His departure from the Charest cabinet in 2006 was cantankerous. Charest said he quit rather than accept a demotion. Mulcair said he quit on a question of environmental principle: his refusal to greenlight development in a provincial park. Quebec Liberals whispered he wasn't a team player — whispers that supporters of his NDP leadership rivals were only to happy to pour into the ears of Ottawa reporters behind the veil of anonymity.

Mulcair's absence from politics was brief and his return was spectacular. Over dinner with Layton and their wives, the late NDP leader pitched the former Quebec Liberal on joining the NDP. After lengthy discussions with the Conservatives, Mulcair opted for the NDP and was not handed a soft landing.

Layton wanted him to run in Outremont, which had been in the hands of the federal Liberals — except for a very brief interregnum — for decades.
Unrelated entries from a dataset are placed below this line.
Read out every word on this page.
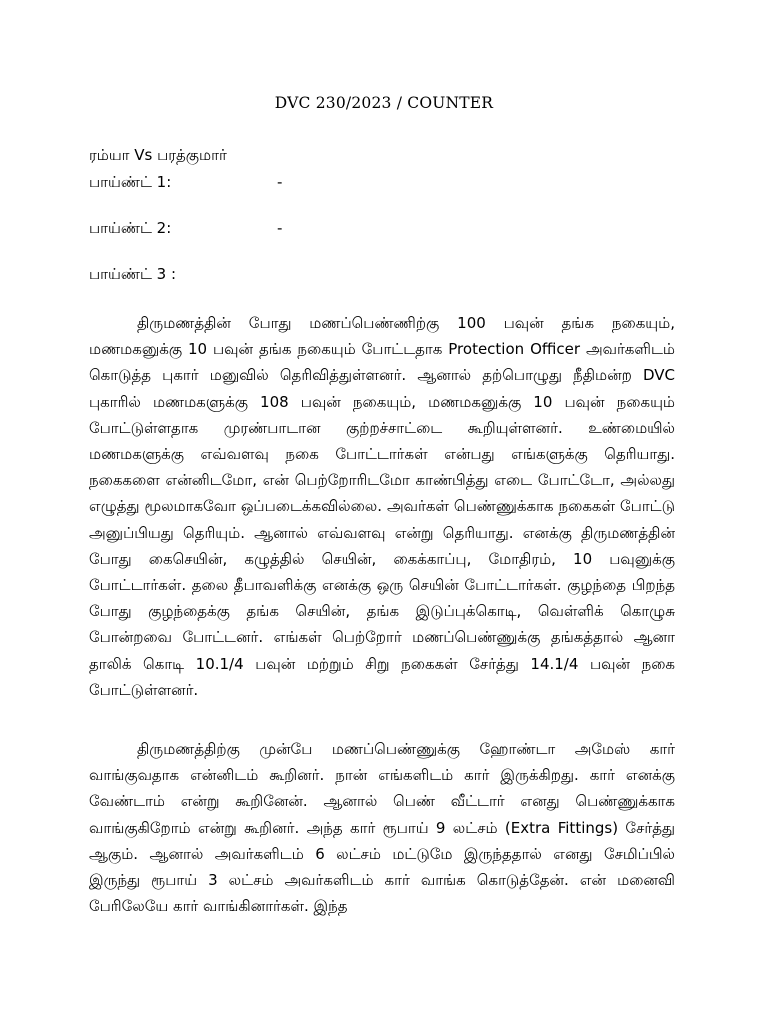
DVC 230/2023 / COUNTER
ரம்யா Vs பரத்குமார்
பாய்ண்ட் 1:	-
பாய்ண்ட் 2:	-
பாய்ண்ட் 3 :

திருமணத்தின் போது மணப்பெண்ணிற்கு 100 பவுன் தங்க நகையும், மணமகனுக்கு 10 பவுன் தங்க நகையும் போட்டதாக Protection Officer அவர்களிடம் கொடுத்த புகார் மனுவில் தெரிவித்துள்ளனர். ஆனால் தற்பொழுது நீதிமன்ற DVC புகாரில் மணமகளுக்கு 108 பவுன் நகையும், மணமகனுக்கு 10 பவுன் நகையும் போட்டுள்ளதாக முரண்பாடான குற்றச்சாட்டை கூறியுள்ளனர். உண்மையில் மணமகளுக்கு எவ்வளவு நகை போட்டார்கள் என்பது எங்களுக்கு தெரியாது. நகைகளை என்னிடமோ, என் பெற்றோரிடமோ காண்பித்து எடை போட்டோ, அல்லது எழுத்து மூலமாகவோ ஒப்படைக்கவில்லை. அவர்கள் பெண்ணுக்காக நகைகள் போட்டு அனுப்பியது தெரியும். ஆனால் எவ்வளவு என்று தெரியாது. எனக்கு திருமணத்தின் போது கைசெயின், கழுத்தில் செயின், கைக்காப்பு, மோதிரம், 10 பவுனுக்கு போட்டார்கள். தலை தீபாவளிக்கு எனக்கு ஒரு செயின் போட்டார்கள். குழந்தை பிறந்த போது குழந்தைக்கு தங்க செயின், தங்க இடுப்புக்கொடி, வெள்ளிக் கொழுசு போன்றவை போட்டனர். எங்கள் பெற்றோர் மணப்பெண்ணுக்கு தங்கத்தால் ஆனா தாலிக் கொடி 10.1/4 பவுன் மற்றும் சிறு நகைகள் சேர்த்து 14.1/4 பவுன் நகை போட்டுள்ளனர்.

திருமணத்திற்கு முன்பே மணப்பெண்ணுக்கு ஹோண்டா அமேஸ் கார் வாங்குவதாக என்னிடம் கூறினர். நான் எங்களிடம் கார் இருக்கிறது. கார் எனக்கு வேண்டாம் என்று கூறினேன். ஆனால் பெண் வீட்டார் எனது பெண்ணுக்காக வாங்குகிறோம் என்று கூறினர். அந்த கார் ரூபாய் 9 லட்சம் (Extra Fittings) சேர்த்து ஆகும். ஆனால் அவர்களிடம் 6 லட்சம் மட்டுமே இருந்ததால் எனது சேமிப்பில் இருந்து ரூபாய் 3 லட்சம் அவர்களிடம் கார் வாங்க கொடுத்தேன். என் மனைவி பேரிலேயே கார் வாங்கினார்கள். இந்த
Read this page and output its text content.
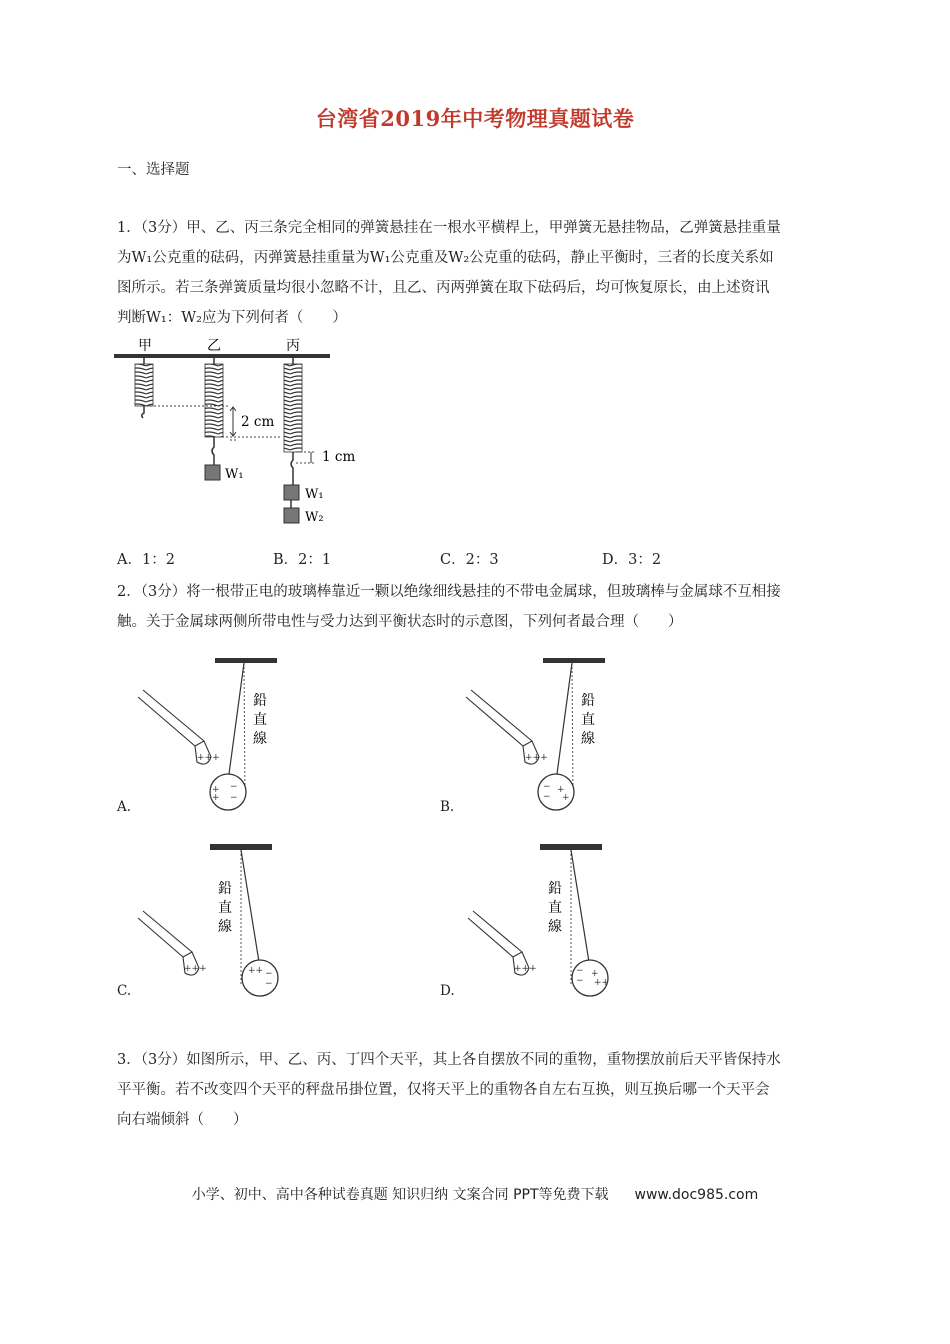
台湾省2019年中考物理真题试卷
一、选择题
1．（3分）甲、乙、丙三条完全相同的弹簧悬挂在一根水平横桿上，甲弹簧无悬挂物品，乙弹簧悬挂重量
为W₁公克重的砝码，丙弹簧悬挂重量为W₁公克重及W₂公克重的砝码，静止平衡时，三者的长度关系如
图所示。若三条弹簧质量均很小忽略不计，且乙、丙两弹簧在取下砝码后，均可恢复原长，由上述资讯
判断W₁：W₂应为下列何者（　　）
甲	乙	丙
2 cm
1 cm
W₁
W₁
W₂
A．1：2	B．2：1	C．2：3	D．3：2
2．（3分）将一根带正电的玻璃棒靠近一颗以绝缘细线悬挂的不带电金属球，但玻璃棒与金属球不互相接
触。关于金属球两侧所带电性与受力达到平衡状态时的示意图，下列何者最合理（　　）
+++
+
+
−
−
鉛
直
線
A.
+++
−
−
+
+
鉛
直
線
B.
+++	++ −
−
鉛
直
線
C.
+++	−
−
+
++
鉛
直
線
D.
3．（3分）如图所示，甲、乙、丙、丁四个天平，其上各自摆放不同的重物，重物摆放前后天平皆保持水
平平衡。若不改变四个天平的秤盘吊掛位置，仅将天平上的重物各自左右互换，则互换后哪一个天平会
向右端倾斜（　　）
小学、初中、高中各种试卷真题 知识归纳 文案合同 PPT等免费下载 www.doc985.com
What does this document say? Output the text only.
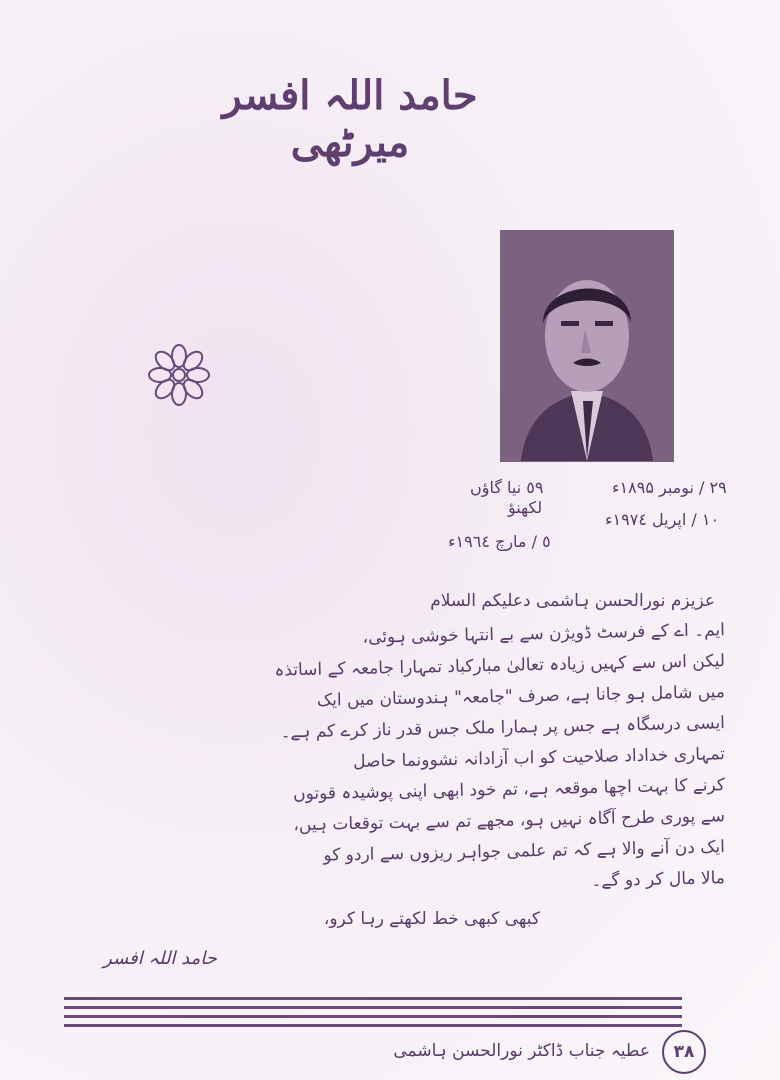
حامد اللہ افسر میرٹھی
٥٩ نیا گاؤں
لکھنؤ
٥ / مارچ ۱۹٦٤ء
۲۹ / نومبر ۱۸۹۵ء
۱۰ / اپریل ۱۹۷٤ء
عزیزم نورالحسن ہاشمی دعلیکم السلام
ایم۔ اے کے فرسٹ ڈویژن سے بے انتہا خوشی ہوئی،
لیکن اس سے کہیں زیادہ تعالیٰ مبارکباد تمہارا جامعہ کے اساتذہ
میں شامل ہو جانا ہے، صرف "جامعہ" ہندوستان میں ایک
ایسی درسگاہ ہے جس پر ہمارا ملک جس قدر ناز کرے کم ہے۔
تمہاری خداداد صلاحیت کو اب آزادانہ نشوونما حاصل
کرنے کا بہت اچھا موقعہ ہے، تم خود ابھی اپنی پوشیدہ قوتوں
سے پوری طرح آگاہ نہیں ہو، مجھے تم سے بہت توقعات ہیں،
ایک دن آنے والا ہے کہ تم علمی جواہر ریزوں سے اردو کو
مالا مال کر دو گے۔
کبھی کبھی خط لکھتے رہا کرو،
حامد اللہ افسر
۳۸
عطیہ جناب ڈاکٹر نورالحسن ہاشمی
He won in 2007 and, as the lone NDP Quebec MP, used Outremont as the forward operating base of his party's improbable breakthrough in the province four years later.

When a stunning 58 New Democrats were elected in Quebec in 2011 with Mulcair's help, he had a ready-made network of support and a solid chunk of caucus backing to launch his leadership bid after Layton succumbed to cancer.

The brawler was on his way to becoming the boss.